Quarchioni: Abbiamo certamente riscontrato un grande aumento di disoccupati nel periodo 2011-2014, dunque i numeri sono reali, e come dicevo, anche le attività stagionali hanno avuto un decremento di unità sia per la crisi che ovviamente per i problemi climatici che hanno afflitto la stagione.

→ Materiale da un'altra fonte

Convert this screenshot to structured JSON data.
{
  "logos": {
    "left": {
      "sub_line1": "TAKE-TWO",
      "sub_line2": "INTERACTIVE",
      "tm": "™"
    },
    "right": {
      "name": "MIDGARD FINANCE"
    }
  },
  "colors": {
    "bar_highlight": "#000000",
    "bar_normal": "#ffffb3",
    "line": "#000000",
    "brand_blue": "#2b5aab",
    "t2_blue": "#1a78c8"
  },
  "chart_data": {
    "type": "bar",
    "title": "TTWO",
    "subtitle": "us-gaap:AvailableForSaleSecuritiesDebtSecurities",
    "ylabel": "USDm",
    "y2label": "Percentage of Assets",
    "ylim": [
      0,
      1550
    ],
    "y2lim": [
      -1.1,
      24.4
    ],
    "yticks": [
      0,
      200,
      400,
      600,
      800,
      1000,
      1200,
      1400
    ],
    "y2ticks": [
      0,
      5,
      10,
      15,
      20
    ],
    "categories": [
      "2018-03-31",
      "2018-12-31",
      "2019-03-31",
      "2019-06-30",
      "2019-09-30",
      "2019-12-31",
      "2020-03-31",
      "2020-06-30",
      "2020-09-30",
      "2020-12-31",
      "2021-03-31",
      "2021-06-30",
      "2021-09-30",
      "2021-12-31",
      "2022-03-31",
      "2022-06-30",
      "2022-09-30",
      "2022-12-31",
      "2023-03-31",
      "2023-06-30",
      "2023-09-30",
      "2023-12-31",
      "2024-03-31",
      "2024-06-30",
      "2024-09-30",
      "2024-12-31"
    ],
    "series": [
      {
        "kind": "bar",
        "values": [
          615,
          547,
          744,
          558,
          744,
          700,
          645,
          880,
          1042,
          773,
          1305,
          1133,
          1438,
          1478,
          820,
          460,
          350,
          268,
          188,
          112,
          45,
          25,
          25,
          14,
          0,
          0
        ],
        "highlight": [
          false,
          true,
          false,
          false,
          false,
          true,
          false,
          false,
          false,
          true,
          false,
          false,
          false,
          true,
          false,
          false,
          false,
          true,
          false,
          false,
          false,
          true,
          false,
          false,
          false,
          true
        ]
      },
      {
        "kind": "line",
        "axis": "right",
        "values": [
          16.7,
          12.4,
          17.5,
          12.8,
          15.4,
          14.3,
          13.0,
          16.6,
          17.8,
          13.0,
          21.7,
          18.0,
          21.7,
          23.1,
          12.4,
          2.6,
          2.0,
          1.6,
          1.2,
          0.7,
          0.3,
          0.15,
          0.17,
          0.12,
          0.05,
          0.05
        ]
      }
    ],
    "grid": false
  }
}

La percezione da parte degli addetti ai lavori è sicuramente più genuina di semplici cifre o percentuali, anche perché è superficiale ridurre06150644_1812150107_vbig individui a numeri quando, in uno stato di crisi, il rischio maggiore dell’impoverimento è quello di una crescente esasperazione sociale. A questo punto le “trincee” danno ragione a questo pesante soprannome perché svolgono non soltanto il lavoro di consulenza e mediazione lavoro, ma diventano il “vomitorium” di quelle persone che giornalmente si presentano allo sportello.

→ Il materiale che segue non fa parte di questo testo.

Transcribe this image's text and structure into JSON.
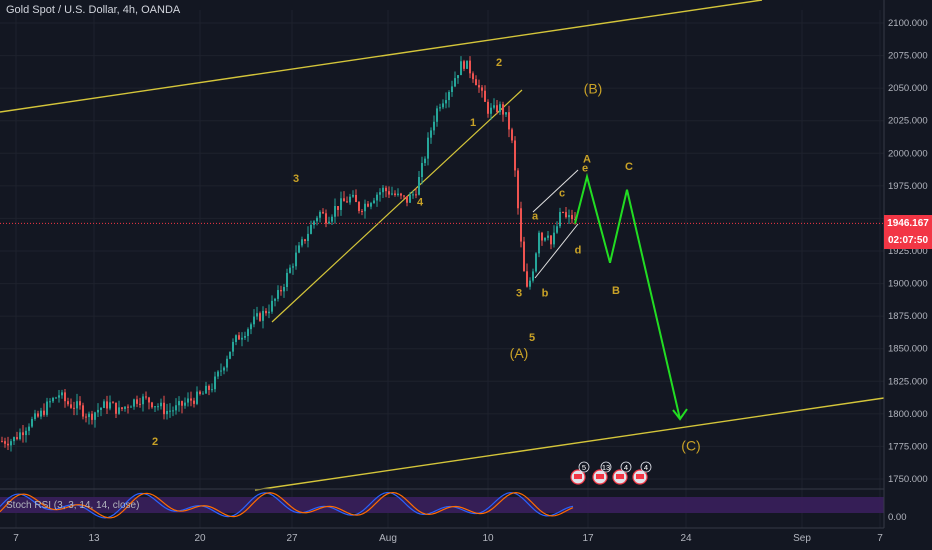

“Prima alcune persone venivano ogni tanto e non con una frequenza abituale, ora invece mi capita di vederli quotidianamente e spesso le loro richieste sono lontane dalle nostre competenze ma sia per umanità che per professionalità cerchiamo di accontentarli – continua Quarchioni. Io ed i miei collaboratori sentiamo ora più che mai di avere anche e sopratutto una funzione sociale perché l’ansia è aumentata. L’utenza si è comunque mantenuta educata e con un atteggiamento costruttivo ma il fattore d’ansia data da una crisi prolungata che non sembra finire li ha segnati. Credo che il loro andirivieni sia appunto per segnalare quello che è non solo una questione economica ma un problema sociale.”

Oltre la trincea

Allargando il discorso sui segnali di ripresa, gli addetti ai lavori hanno notato una flebile luce alla fine del tunnel soprattutto nell’ultimo mese di settembre con un movimento positivo di richiesta di manodopera da parte di aziende del territorio. E’ però prematuro e fin troppo ottimistico dire che questo possa diventare un trend che permetta alla percentuale di disoccupati abruzzesi di scendere quantomeno ai livelli del 2010. D’altronde alcuni progetti di mediazione lavorativa sono stati abbandonati soprattutto per quanto riguarda la componente di stranieri in regola che affronta problematiche maggiori rispetto ad un qualsiasi italiano nel momento della ricerca di un impiego.

Per i giovani invece viene fatto troppo poco, con un progetto a finanziamento europeo chiamato GaranziaGiovani (tutte le informazioni sul sito www.garanziagiovani.gov.it) che intende recuperare quei ragazzi tra i 16 ed i 29 anni che non studiano, non lavorano e non hanno e fanno formazione alcuna attraverso un bonus occupazionale per le aziende che si offrono di assumerli passando per l’INPS.  L’incidenza non è però decisiva perché si tratta in ogni caso di una piccola parte di utenza demotivata che bisogna andare a prendere quasi a casa. E’ necessario ora più che mai un potenziamento delle strutture che affrontano sul campo il problema lavoro, quantomeno per riconoscergli quella plusvalenza sociale che contribuisce ad evitare derive pericolose.